Impact of Withholding Tax Cut on Foreign Portfolio Investors (FPIs)

  • Higher Post-Tax Returns - Withholding tax reduces FPIs’ effective yields because tax is deducted before investment income is paid. Lowering the tax would improve post-tax returns and overall investment gains.
  • Better Compounding and Reinvestment - A high withholding tax reduces the amount available for immediate reinvestment, weakening the benefits of long-term compounding. A lower tax rate would free up more capital for reinvestment.
  • Improved Liquidity for Global Investors - For large international investors, withholding tax can temporarily lock up funds until tax credits or refunds are processed, creating short-term liquidity pressures. Lower taxes would ease this constraint.
  • Reduced Compliance Burden - FPIs often face administrative difficulties in claiming tax relief under Double Taxation Avoidance Agreements (DTAAs). A lower withholding tax would reduce compliance costs and regulatory friction.
  • Greater Market Attractiveness - By lowering transaction costs and improving risk-adjusted returns, a reduced withholding tax would make Indian financial markets more attractive to overseas investors.

Withholding Tax Practices Across Countries

  • Most countries impose withholding tax on foreign investors, particularly on passive income such as interest, dividends, and royalties.
  • The tax rate, coverage, and exemptions vary depending on the country, investor category, and the presence of DTAA.
    • United States: 30%
    • Germany: 26.4%
    • France: 25%
    • China: 10%
    • Hong Kong: No withholding tax
    • Singapore: No withholding tax

FPI Investment in India’s Government Debt

  • FPI hold a relatively small share of India’s government debt market, though their participation has increased significantly following India’s inclusion in global bond indices such as the JPMorgan Government Bond Index-Emerging Market.
  • The RBI has capped FPI investment in government securities at 6% of the outstanding stock.
  • By March 2025, FPI investment in dated government securities had risen sharply by 43.2%, increasing from $30.6 billion to $43.9 billion year-on-year.

Why There Are Demands to Cut Withholding Tax?

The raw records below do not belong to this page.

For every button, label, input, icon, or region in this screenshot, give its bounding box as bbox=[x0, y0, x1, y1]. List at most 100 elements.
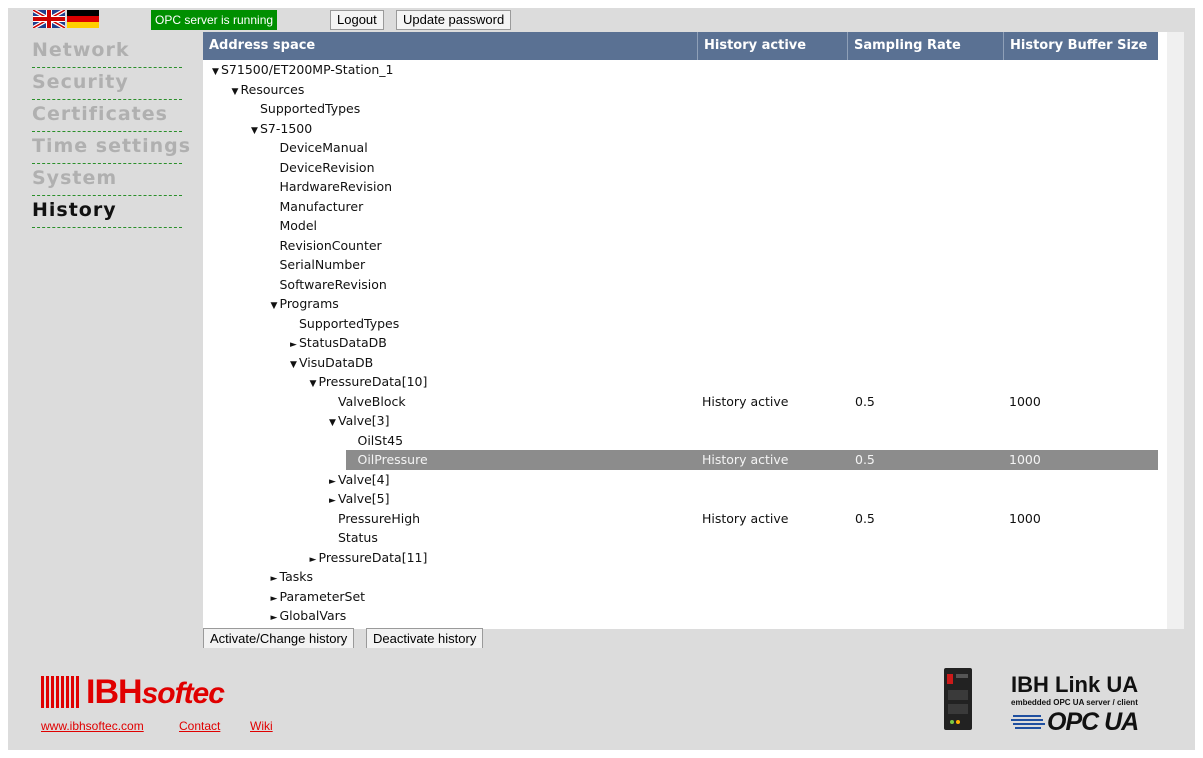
tree-row[interactable]: ▼ S71500/ET200MP-Station_1 bbox=[203, 60, 1158, 80]
tree-row[interactable]: ► Valve[5] bbox=[203, 489, 1158, 509]
tree-row[interactable]: ▼ PressureData[10] bbox=[203, 372, 1158, 392]
tree-row[interactable]: Status bbox=[203, 528, 1158, 548]
tree-row[interactable]: OilSt45 bbox=[203, 431, 1158, 451]
expand-triangle-icon[interactable]: ► bbox=[271, 609, 280, 629]
nav-item-system[interactable]: System bbox=[32, 164, 182, 196]
tree-node-label: Programs bbox=[279, 296, 339, 311]
tree-node-label: DeviceManual bbox=[279, 140, 368, 155]
tree-row[interactable]: ▼ Programs bbox=[203, 294, 1158, 314]
buffer-size-cell: 1000 bbox=[1009, 393, 1041, 409]
update-password-button[interactable]: Update password bbox=[396, 10, 512, 30]
deactivate-history-button[interactable]: Deactivate history bbox=[366, 628, 484, 650]
opc-ua-logo: OPC UA bbox=[1011, 708, 1145, 736]
tree-node-label: SupportedTypes bbox=[260, 101, 361, 116]
tree-node-label: ValveBlock bbox=[338, 393, 406, 409]
tree-node-label: SerialNumber bbox=[279, 257, 366, 272]
tree-row[interactable]: ► Tasks bbox=[203, 567, 1158, 587]
tree-node-label: Valve[5] bbox=[338, 491, 390, 506]
tree-node-label: SoftwareRevision bbox=[279, 276, 387, 292]
table-header: Address space History active Sampling Ra… bbox=[203, 32, 1158, 60]
history-active-cell: History active bbox=[702, 452, 789, 467]
tree-node-label: Model bbox=[279, 218, 318, 233]
footer: IBHsoftec www.ibhsoftec.com Contact Wiki… bbox=[8, 648, 1195, 750]
sampling-rate-cell: 0.5 bbox=[855, 510, 875, 526]
tree-node-label: OilPressure bbox=[357, 452, 428, 467]
nav-item-history[interactable]: History bbox=[32, 196, 182, 228]
logo-bars-icon bbox=[41, 676, 83, 708]
tree-node-label: Valve[4] bbox=[338, 471, 390, 487]
vertical-scrollbar[interactable] bbox=[1167, 32, 1184, 629]
tree-row[interactable]: ▼ VisuDataDB bbox=[203, 353, 1158, 373]
tree-row[interactable]: ► StatusDataDB bbox=[203, 333, 1158, 353]
tree-node-label: Status bbox=[338, 530, 378, 545]
tree-row[interactable]: ▼ Valve[3] bbox=[203, 411, 1158, 431]
tree-node-label: OilSt45 bbox=[357, 432, 404, 448]
column-header-address-space: Address space bbox=[203, 32, 698, 60]
tree-node-label: Valve[3] bbox=[338, 413, 390, 428]
tree-row[interactable]: HardwareRevision bbox=[203, 177, 1158, 197]
address-space-tree: ▼ S71500/ET200MP-Station_1 ▼ Resources Suppo… bbox=[203, 60, 1158, 626]
website-link[interactable]: www.ibhsoftec.com bbox=[41, 719, 144, 733]
tree-node-label: DeviceRevision bbox=[279, 159, 375, 175]
product-subtitle: embedded OPC UA server / client bbox=[1011, 698, 1138, 707]
history-active-cell: History active bbox=[702, 393, 789, 409]
tree-row[interactable]: ► ParameterSet bbox=[203, 587, 1158, 607]
tree-node-label: PressureHigh bbox=[338, 510, 421, 526]
tree-row-selected[interactable]: OilPressure History active 0.5 1000 bbox=[203, 450, 1158, 470]
tree-row[interactable]: RevisionCounter bbox=[203, 236, 1158, 256]
tree-node-label: SupportedTypes bbox=[299, 315, 400, 331]
tree-row[interactable]: ▼ S7-1500 bbox=[203, 119, 1158, 139]
tree-row[interactable]: ► PressureData[11] bbox=[203, 548, 1158, 568]
ibh-softec-logo: IBHsoftec bbox=[41, 672, 251, 712]
tree-row[interactable]: DeviceRevision bbox=[203, 158, 1158, 178]
wiki-link[interactable]: Wiki bbox=[250, 719, 273, 733]
sampling-rate-cell: 0.5 bbox=[855, 452, 875, 467]
tree-node-label: S7-1500 bbox=[260, 120, 313, 136]
top-bar: OPC server is running Logout Update pass… bbox=[8, 8, 1195, 32]
nav-item-time-settings[interactable]: Time settings bbox=[32, 132, 190, 164]
tree-node-label: Resources bbox=[240, 81, 305, 97]
tree-node-label: VisuDataDB bbox=[299, 354, 374, 370]
uk-flag-icon[interactable] bbox=[33, 10, 65, 28]
activate-change-history-button[interactable]: Activate/Change history bbox=[203, 628, 355, 650]
tree-row[interactable]: Model bbox=[203, 216, 1158, 236]
opc-ua-logo-text: OPC UA bbox=[1047, 708, 1139, 736]
contact-link[interactable]: Contact bbox=[179, 719, 220, 733]
tree-row[interactable]: ValveBlock History active 0.5 1000 bbox=[203, 392, 1158, 412]
tree-node-label: HardwareRevision bbox=[279, 179, 393, 194]
column-header-history-active: History active bbox=[698, 32, 848, 60]
page-frame: OPC server is running Logout Update pass… bbox=[8, 8, 1195, 750]
tree-row[interactable]: ► GlobalVars bbox=[203, 606, 1158, 626]
tree-row[interactable]: SupportedTypes bbox=[203, 314, 1158, 334]
logo-ibh-text: IBH bbox=[86, 673, 143, 711]
nav-item-security[interactable]: Security bbox=[32, 68, 182, 100]
tree-row[interactable]: DeviceManual bbox=[203, 138, 1158, 158]
logout-button[interactable]: Logout bbox=[330, 10, 384, 30]
tree-node-label: StatusDataDB bbox=[299, 335, 387, 350]
buffer-size-cell: 1000 bbox=[1009, 452, 1041, 467]
tree-row[interactable]: Manufacturer bbox=[203, 197, 1158, 217]
tree-row[interactable]: PressureHigh History active 0.5 1000 bbox=[203, 509, 1158, 529]
nav-item-certificates[interactable]: Certificates bbox=[32, 100, 182, 132]
sampling-rate-cell: 0.5 bbox=[855, 393, 875, 409]
column-header-sampling-rate: Sampling Rate bbox=[848, 32, 1004, 60]
tree-node-label: Tasks bbox=[279, 569, 314, 584]
tree-row[interactable]: SoftwareRevision bbox=[203, 275, 1158, 295]
logo-softec-text: softec bbox=[141, 677, 225, 710]
tree-node-label: S71500/ET200MP-Station_1 bbox=[221, 62, 394, 77]
tree-row[interactable]: SerialNumber bbox=[203, 255, 1158, 275]
buffer-size-cell: 1000 bbox=[1009, 510, 1041, 526]
nav-item-network[interactable]: Network bbox=[32, 36, 182, 68]
germany-flag-icon[interactable] bbox=[67, 10, 99, 28]
tree-node-label: ParameterSet bbox=[279, 588, 366, 604]
tree-node-label: GlobalVars bbox=[279, 608, 347, 623]
column-header-history-buffer-size: History Buffer Size bbox=[1010, 38, 1148, 53]
tree-node-label: PressureData[10] bbox=[318, 374, 428, 389]
tree-row[interactable]: SupportedTypes bbox=[203, 99, 1158, 119]
ibh-link-device-image bbox=[942, 666, 974, 732]
server-status-badge: OPC server is running bbox=[151, 10, 278, 30]
tree-row[interactable]: ▼ Resources bbox=[203, 80, 1158, 100]
tree-node-label: RevisionCounter bbox=[279, 237, 382, 253]
sidebar-nav: Network Security Certificates Time settings… bbox=[32, 36, 190, 228]
tree-row[interactable]: ► Valve[4] bbox=[203, 470, 1158, 490]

  • High Tax Reduces India’s Attractiveness - Analysts argue that India’s 20% withholding tax on interest income makes Indian debt less attractive compared to many peer countries, reducing foreign investor interest.
  • Barrier to Global Bond Index Inclusion - High taxation and procedural hurdles delayed India’s inclusion in major global bond indices. Lower taxes and simpler processes could significantly boost foreign capital inflows.
  • Potential for Large Capital Inflows - Experts estimate that greater tax clarity or exemptions could bring $45–50 billion in inflows over two years, while also attracting pension funds and endowment investors.
  • Global Competition - Several countries do not tax bond investments, while countries like China offered special tax exemptions after bond index inclusion to attract foreign investors, making India comparatively less competitive.
  • Recent FPI Debt Outflows - After the concessional withholding tax regime ended in 2023, foreign investors faced higher tax costs. As a result, India’s debt market has recently seen FPI outflows, indicating weaker investor sentiment.